His fingerprints, matched against a set already in a criminal database, provided the answer. This was George Benally, 43, a registered sex offender on parole for felony attempted sexual abuse. He was married, a father of seven, his last known address was an Ogden motel.
Police say Benally was beaten somewhere else and dumped in the parking lot. There are no blood spatters, bone or tissue fragments at the scene. Nothing like "CSI," where those crack detective-scientists sweep and dust surfaces and fill Zip- loc bags with trace evidence before neatly solving a grisly homicide in 53 minutes.
Late Friday afternoon, when Midvale police Chief Gerald Maughan told me the victim's name and began unfolding details of his life, he heaved a sigh of relief. Discovering Benally's identity was the first step in trying to solve this crime.

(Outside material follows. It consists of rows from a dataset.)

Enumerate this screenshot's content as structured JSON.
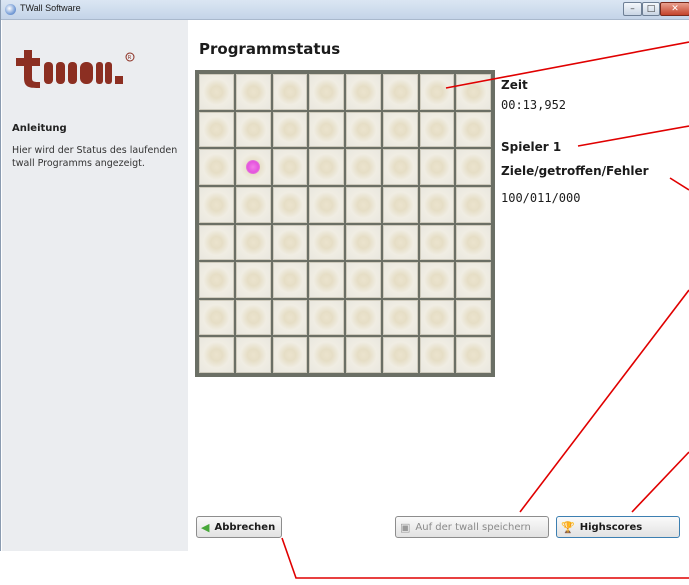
{
  "window": {
    "title": "TWall Software",
    "controls": {
      "minimize": "–",
      "maximize": "□",
      "close": "✕"
    }
  },
  "sidebar": {
    "heading": "Anleitung",
    "text": "Hier wird der Status des laufenden twall Programms angezeigt."
  },
  "main": {
    "title": "Programmstatus",
    "grid": {
      "rows": 8,
      "cols": 8,
      "highlighted": [
        {
          "row": 3,
          "col": 2
        }
      ]
    },
    "stats": {
      "time_label": "Zeit",
      "time_value": "00:13,952",
      "player_label": "Spieler 1",
      "score_label": "Ziele/getroffen/Fehler",
      "score_value": "100/011/000"
    }
  },
  "buttons": {
    "cancel": "Abbrechen",
    "save": "Auf der twall speichern",
    "highscores": "Highscores"
  },
  "colors": {
    "accent_pink": "#e454de",
    "annotation_red": "#e00000",
    "logo_brown": "#8c2f22"
  }
}
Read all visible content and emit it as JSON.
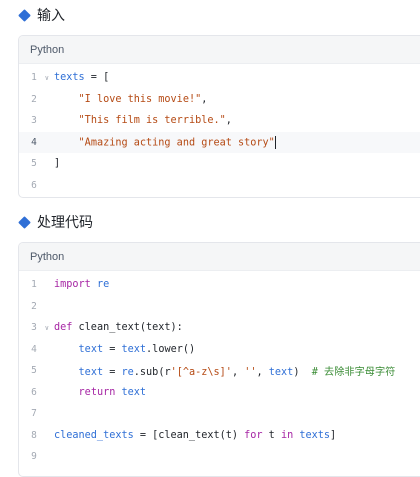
{
  "input_section": {
    "heading": "输入",
    "language": "Python",
    "lines": [
      {
        "num": "1",
        "fold": true,
        "indent": "",
        "tokens": [
          {
            "t": "var",
            "v": "texts"
          },
          {
            "t": "plain",
            "v": " = ["
          }
        ]
      },
      {
        "num": "2",
        "fold": false,
        "indent": "    ",
        "tokens": [
          {
            "t": "str",
            "v": "\"I love this movie!\""
          },
          {
            "t": "plain",
            "v": ","
          }
        ]
      },
      {
        "num": "3",
        "fold": false,
        "indent": "    ",
        "tokens": [
          {
            "t": "str",
            "v": "\"This film is terrible.\""
          },
          {
            "t": "plain",
            "v": ","
          }
        ]
      },
      {
        "num": "4",
        "fold": false,
        "indent": "    ",
        "active": true,
        "cursor": true,
        "tokens": [
          {
            "t": "str",
            "v": "\"Amazing acting and great story\""
          }
        ]
      },
      {
        "num": "5",
        "fold": false,
        "indent": "",
        "tokens": [
          {
            "t": "plain",
            "v": "]"
          }
        ]
      },
      {
        "num": "6",
        "fold": false,
        "indent": "",
        "tokens": []
      }
    ]
  },
  "process_section": {
    "heading": "处理代码",
    "language": "Python",
    "lines": [
      {
        "num": "1",
        "fold": false,
        "indent": "",
        "tokens": [
          {
            "t": "kw",
            "v": "import"
          },
          {
            "t": "plain",
            "v": " "
          },
          {
            "t": "var",
            "v": "re"
          }
        ]
      },
      {
        "num": "2",
        "fold": false,
        "indent": "",
        "tokens": []
      },
      {
        "num": "3",
        "fold": true,
        "indent": "",
        "tokens": [
          {
            "t": "kw",
            "v": "def"
          },
          {
            "t": "plain",
            "v": " clean_text(text):"
          }
        ]
      },
      {
        "num": "4",
        "fold": false,
        "indent": "    ",
        "tokens": [
          {
            "t": "var",
            "v": "text"
          },
          {
            "t": "plain",
            "v": " = "
          },
          {
            "t": "var",
            "v": "text"
          },
          {
            "t": "plain",
            "v": ".lower()"
          }
        ]
      },
      {
        "num": "5",
        "fold": false,
        "indent": "    ",
        "tokens": [
          {
            "t": "var",
            "v": "text"
          },
          {
            "t": "plain",
            "v": " = "
          },
          {
            "t": "var",
            "v": "re"
          },
          {
            "t": "plain",
            "v": ".sub(r"
          },
          {
            "t": "str",
            "v": "'[^a-z\\s]'"
          },
          {
            "t": "plain",
            "v": ", "
          },
          {
            "t": "str",
            "v": "''"
          },
          {
            "t": "plain",
            "v": ", "
          },
          {
            "t": "var",
            "v": "text"
          },
          {
            "t": "plain",
            "v": ")  "
          },
          {
            "t": "cm",
            "v": "# 去除非字母字符"
          }
        ]
      },
      {
        "num": "6",
        "fold": false,
        "indent": "    ",
        "tokens": [
          {
            "t": "kw",
            "v": "return"
          },
          {
            "t": "plain",
            "v": " "
          },
          {
            "t": "var",
            "v": "text"
          }
        ]
      },
      {
        "num": "7",
        "fold": false,
        "indent": "",
        "tokens": []
      },
      {
        "num": "8",
        "fold": false,
        "indent": "",
        "tokens": [
          {
            "t": "var",
            "v": "cleaned_texts"
          },
          {
            "t": "plain",
            "v": " = [clean_text(t) "
          },
          {
            "t": "kw",
            "v": "for"
          },
          {
            "t": "plain",
            "v": " t "
          },
          {
            "t": "kw",
            "v": "in"
          },
          {
            "t": "plain",
            "v": " "
          },
          {
            "t": "var",
            "v": "texts"
          },
          {
            "t": "plain",
            "v": "]"
          }
        ]
      },
      {
        "num": "9",
        "fold": false,
        "indent": "",
        "tokens": []
      }
    ]
  },
  "colors": {
    "accent": "#2f6fd6",
    "keyword": "#a626a4",
    "string": "#b54a14",
    "comment": "#3a8c35"
  },
  "icons": {
    "section_marker": "diamond-icon",
    "fold_marker": "chevron-down-icon"
  },
  "fold_glyph": "∨"
}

But it's more than that, and Maughan knows it.
A few hours earlier, Maughan, a career cop who worked for many years on West Valley City's police force, had said, "I'm sure this guy must have someone out there. He must have a mother. He must have a family, maybe children. Someone knows who he is."
Identity. When every machine-made device we use to tell the world who we are - driver license, passport, green card, photographs - vanishes, then what? When a name is all you have left, it becomes everything to find it.
Men and women who do battle for their country set off with little more than a pitifully small income and a set of dog tags around their necks. Those who die without dog tags are the subject of intense identity searches. Those who go missing in action become symbols of great sacrifice for their peers and their country.
How else to explain the solemn, magnetic pull of the tombs of the unknown soldiers? The monuments stand in countries around the world - a universal symbol of bravery for all, honoring a body and soul we'll never be able to name.
Identity is all.
Victims of identity theft will tell you so. Losing your name and Social Security number to a clever thief can cause a financial and bureaucratic nightmare, but it's the knowing that a stranger cavalierly walked away with your life - has become you - that really hurts. No one else has a right to the person, the microscopic matter that is you.
So it was that police Chief Maughan and his force scoured neighborhoods, worked the phones and gathered tips for the days leading up to Benally's telling autopsy. At first, given his hair and skin color, they thought he might be Latino. A Spanish-speaking detective began combing predominantly Latino Midvale neighborhoods, interviewing residents for possible clues.
It turned out Benally was American Indian. His wife, according to Maughan, said she did not report her husband missing because it was his habit to disappear for days at a time and return home. He had been a steelworker.
"He's been through the system. From what we can tell, it's been a pretty sad life," Maughan says.
Still, a life. A beginning and ending. An identity. George Benally, 1963-2006.